Single by The Wombats

from the album Glitterbug
- Released: 28 September 2015
- Recorded: 2014
- Genre: Indie pop, psychedelic pop, synthpop, disco
- Length: 4:19
- Label: 14th Floor Records Bright Antenna
- Songwriter(s): Matthew Murphy; Dan Haggis; Tord Øverland Knudsen;
- Producer(s): Murphy; Haggis; Knudsen; Mark Crew;

The Wombats singles chronology
| "Be Your Shadow" (2015) | "Emoticons" (2015) | "Lemon to a Knife Fight" (2017) |

= Emoticons (song) =

2015 single by The Wombats

"Emoticons" is a song by English indie rock band The Wombats.
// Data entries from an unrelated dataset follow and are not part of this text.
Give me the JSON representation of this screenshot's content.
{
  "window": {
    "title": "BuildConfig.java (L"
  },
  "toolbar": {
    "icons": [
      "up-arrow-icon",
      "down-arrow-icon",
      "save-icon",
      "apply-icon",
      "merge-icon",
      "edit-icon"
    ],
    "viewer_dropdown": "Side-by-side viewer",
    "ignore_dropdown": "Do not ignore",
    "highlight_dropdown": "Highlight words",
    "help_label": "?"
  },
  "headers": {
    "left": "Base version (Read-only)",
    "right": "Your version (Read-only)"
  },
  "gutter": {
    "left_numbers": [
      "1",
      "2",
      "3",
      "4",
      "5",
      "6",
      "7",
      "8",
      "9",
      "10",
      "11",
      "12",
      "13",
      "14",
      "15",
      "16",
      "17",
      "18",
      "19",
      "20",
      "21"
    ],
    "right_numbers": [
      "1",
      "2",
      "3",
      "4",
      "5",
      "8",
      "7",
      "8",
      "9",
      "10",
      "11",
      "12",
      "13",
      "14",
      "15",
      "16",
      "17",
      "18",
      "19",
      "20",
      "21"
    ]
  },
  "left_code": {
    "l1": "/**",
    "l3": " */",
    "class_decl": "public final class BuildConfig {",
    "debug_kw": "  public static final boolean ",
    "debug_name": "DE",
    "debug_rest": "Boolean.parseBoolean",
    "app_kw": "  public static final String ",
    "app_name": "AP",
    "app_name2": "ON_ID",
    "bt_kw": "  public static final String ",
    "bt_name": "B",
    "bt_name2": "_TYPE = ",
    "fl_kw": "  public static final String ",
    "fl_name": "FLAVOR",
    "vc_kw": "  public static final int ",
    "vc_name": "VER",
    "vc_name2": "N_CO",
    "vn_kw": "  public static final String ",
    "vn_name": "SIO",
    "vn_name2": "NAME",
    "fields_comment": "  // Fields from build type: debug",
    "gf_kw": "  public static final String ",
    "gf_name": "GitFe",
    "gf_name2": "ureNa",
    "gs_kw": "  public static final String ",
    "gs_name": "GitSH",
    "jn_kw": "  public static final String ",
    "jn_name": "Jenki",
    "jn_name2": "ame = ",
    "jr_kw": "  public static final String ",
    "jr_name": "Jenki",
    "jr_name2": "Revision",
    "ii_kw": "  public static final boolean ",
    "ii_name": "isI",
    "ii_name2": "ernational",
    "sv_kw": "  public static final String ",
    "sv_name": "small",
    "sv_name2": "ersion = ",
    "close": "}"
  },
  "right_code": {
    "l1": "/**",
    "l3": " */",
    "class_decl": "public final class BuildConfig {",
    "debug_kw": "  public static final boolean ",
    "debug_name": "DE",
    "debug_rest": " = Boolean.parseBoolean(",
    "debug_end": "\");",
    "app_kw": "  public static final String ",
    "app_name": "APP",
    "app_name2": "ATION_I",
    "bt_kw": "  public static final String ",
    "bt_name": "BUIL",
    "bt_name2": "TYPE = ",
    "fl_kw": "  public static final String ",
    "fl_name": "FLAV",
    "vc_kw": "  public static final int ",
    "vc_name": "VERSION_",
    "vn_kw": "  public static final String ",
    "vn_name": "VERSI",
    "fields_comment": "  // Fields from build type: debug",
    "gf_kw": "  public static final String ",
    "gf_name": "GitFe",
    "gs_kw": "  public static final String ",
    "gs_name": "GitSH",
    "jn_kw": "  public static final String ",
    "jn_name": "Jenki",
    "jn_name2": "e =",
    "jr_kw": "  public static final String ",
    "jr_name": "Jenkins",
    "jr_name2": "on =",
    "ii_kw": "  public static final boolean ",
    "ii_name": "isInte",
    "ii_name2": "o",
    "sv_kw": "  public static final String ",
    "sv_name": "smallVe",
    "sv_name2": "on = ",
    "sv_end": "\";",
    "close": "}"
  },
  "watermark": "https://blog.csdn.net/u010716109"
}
It was the fifth single to be released from their third album Glitterbug. Unlike previous Glitterbug singles, the music video for "Emoticons" heavily features the band themselves, performing at the Hordern Pavilion in Sydney.

==Track listing==

Digital download
| No. | Title | Length |
|---|---|---|
| 1. | "Emoticons" | 4:19 |

==Critical reception==
IndieLondon gave the song four out of five stars, and named it single of the week. They said it "captures The Wombats' innate ability to contrast uplifting sounds with darker lyrical themes" and is "arguably the best release yet from the band's current album".